Das ist eine von vielen Ankündigungen der jüngsten Zeit, neue Fertigungsstätten in Ontario zu schaffen. Das von Ihnen erwähnte Projekt in Kingston soll 2.000 neue Jobs schaffen. Wir werden sehen. Mein Job ist es, die Politik so zu gestalten, dass der Ausbau bei den erneuerbaren Energien vorangeht und Regeln für einen nationalen Anteil an der Wertschöpfung (Domestic Content) geschaffen werden, um mehr Produkte aus Ontario in die Lieferkette zu bekommen.

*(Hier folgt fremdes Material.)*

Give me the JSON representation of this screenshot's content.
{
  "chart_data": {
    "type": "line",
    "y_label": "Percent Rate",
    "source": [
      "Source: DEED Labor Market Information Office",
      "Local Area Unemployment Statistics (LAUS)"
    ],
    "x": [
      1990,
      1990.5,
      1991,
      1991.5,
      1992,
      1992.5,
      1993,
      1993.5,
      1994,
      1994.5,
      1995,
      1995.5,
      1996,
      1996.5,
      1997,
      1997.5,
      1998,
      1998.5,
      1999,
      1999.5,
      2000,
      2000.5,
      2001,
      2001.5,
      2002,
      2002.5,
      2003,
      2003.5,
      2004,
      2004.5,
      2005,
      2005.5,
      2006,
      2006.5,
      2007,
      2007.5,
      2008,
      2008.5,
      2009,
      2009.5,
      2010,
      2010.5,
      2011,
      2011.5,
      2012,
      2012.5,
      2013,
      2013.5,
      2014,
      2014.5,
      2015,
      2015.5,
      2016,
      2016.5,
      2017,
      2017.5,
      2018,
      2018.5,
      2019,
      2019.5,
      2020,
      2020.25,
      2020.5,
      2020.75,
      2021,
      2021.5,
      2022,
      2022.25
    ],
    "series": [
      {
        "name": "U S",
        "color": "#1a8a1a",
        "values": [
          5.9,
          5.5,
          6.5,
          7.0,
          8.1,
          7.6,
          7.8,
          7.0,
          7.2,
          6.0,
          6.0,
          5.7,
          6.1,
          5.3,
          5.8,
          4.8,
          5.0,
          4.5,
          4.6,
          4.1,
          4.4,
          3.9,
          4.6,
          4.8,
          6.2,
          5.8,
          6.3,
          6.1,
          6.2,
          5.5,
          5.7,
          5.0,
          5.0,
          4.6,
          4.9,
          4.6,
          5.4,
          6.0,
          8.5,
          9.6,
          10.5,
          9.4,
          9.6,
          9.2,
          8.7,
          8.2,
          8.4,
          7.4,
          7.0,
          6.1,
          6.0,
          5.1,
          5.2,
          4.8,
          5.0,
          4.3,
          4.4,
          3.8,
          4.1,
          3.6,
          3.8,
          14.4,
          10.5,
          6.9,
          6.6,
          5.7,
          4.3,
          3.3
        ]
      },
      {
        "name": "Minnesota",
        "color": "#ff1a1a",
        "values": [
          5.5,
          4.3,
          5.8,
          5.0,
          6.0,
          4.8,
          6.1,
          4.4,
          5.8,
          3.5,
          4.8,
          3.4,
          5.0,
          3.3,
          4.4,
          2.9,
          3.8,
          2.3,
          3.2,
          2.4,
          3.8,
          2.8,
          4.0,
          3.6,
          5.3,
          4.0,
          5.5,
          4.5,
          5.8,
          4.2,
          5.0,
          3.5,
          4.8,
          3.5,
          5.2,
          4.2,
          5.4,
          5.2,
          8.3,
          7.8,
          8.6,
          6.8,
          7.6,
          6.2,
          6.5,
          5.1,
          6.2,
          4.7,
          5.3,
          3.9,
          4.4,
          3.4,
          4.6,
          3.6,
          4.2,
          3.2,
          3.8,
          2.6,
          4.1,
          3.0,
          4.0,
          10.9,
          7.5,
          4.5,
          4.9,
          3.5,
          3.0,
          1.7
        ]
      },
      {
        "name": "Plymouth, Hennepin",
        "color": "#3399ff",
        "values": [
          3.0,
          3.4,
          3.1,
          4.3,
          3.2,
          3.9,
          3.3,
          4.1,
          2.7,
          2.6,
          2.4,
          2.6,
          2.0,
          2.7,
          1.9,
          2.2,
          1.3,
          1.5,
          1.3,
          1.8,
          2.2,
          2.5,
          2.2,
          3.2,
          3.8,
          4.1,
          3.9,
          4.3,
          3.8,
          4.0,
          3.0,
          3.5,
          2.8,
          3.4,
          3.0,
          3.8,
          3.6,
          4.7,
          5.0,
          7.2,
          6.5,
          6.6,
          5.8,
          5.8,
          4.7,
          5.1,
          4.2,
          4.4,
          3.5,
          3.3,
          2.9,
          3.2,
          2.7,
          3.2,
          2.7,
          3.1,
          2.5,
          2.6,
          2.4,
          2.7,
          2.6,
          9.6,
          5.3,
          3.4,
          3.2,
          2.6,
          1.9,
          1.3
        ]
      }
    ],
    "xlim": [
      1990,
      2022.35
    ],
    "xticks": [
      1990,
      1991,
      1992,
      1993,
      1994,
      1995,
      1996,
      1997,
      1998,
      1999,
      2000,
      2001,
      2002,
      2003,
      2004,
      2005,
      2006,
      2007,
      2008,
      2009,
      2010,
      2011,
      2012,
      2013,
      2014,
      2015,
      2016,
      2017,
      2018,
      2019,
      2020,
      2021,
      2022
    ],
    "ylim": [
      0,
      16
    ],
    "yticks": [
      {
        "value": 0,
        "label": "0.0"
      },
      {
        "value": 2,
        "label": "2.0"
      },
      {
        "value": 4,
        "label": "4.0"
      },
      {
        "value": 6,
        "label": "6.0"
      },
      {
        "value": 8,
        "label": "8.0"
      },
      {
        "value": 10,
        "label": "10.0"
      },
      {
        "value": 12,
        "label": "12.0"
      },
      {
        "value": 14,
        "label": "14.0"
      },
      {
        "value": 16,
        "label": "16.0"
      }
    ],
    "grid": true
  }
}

Steht ein solcher Domestic Content nicht im Widerspruch zu WTO-Regeln und zu Verhandlungen Kanadas mit der EU über ein Freihandelsabkommen?
Wir planen ja keinen 100-prozentigen Domestic Content. Wir wollen nur den Anteil heimischer Produkte und Dienstleistungen erhöhen.Lassen Sie mich hierzu ein Beispiel nennen: Wir haben über 1.000 Megawatt Windleistung in Ontario installiert. Doch der Anteil unserer Wertschöpfung an diesen Projekten beträgt nur 20 Prozent. So produzieren wir beispielsweise Türme für Windkraftanlagen in Ontario, doch sie wurden bisher hier nicht installiert. Uns geht es nun nicht darum, die Grenzen dicht zu machen. Doch wir wollen Anreize dafür schaffen, dass ein Teil der Produkte von auswärts kommt und ein größerer Teil aus Ontario. Und das werden wir auf eine Weise regeln, dass unsere Handelsbeziehungen mit der Europäischen Union und Nordamerika nicht gestört oder verletzt werden.
Der Green Energy Act wurde nun zwar mit großer Parlamentsmehrheit verabschiedet, doch Kritiker wie der energiepolitische Sprecher der größten Oppositionspartei, der Progressive Conservative Party of Ontario, John Yakabuski, weisen auf die hohen Kosten für die Stromverbraucher hin …
Ich denke, dass solche Leute mit einer veralteten Weltsicht argumentieren, denn sie glauben, dass Kohle auch künftig billig sein wird. Andererseits propagieren sie die CO2-Abtrennung (CCS) in Kohlekraftwerken, die sehr teuer ist. Auf diese Weise werden wir sicher keinen Strom mit einem Preis von nur vier Cent pro Kilowattstunde bekommen. Doch eigentlich geht es ja nicht darum, wie hoch der Strompreis ist, sondern wie viel wir verbrauchen. Der Green Energy Act fördert zum einen den Ausbau der erneuerbaren Energien und möchte zum anderen eine Kultur des effizienten Umgangs mit Energie schaffen, der unseren Bürgern ermöglicht, weniger Strom als bisher zu verbrauchen. Wir denken, dass die meisten Haushalte in Ontario ihren Stromverbrauch um mindestens 15 bis 20 Prozent reduzieren können. Dadurch wird auch ihr Geldbeutel entlastet.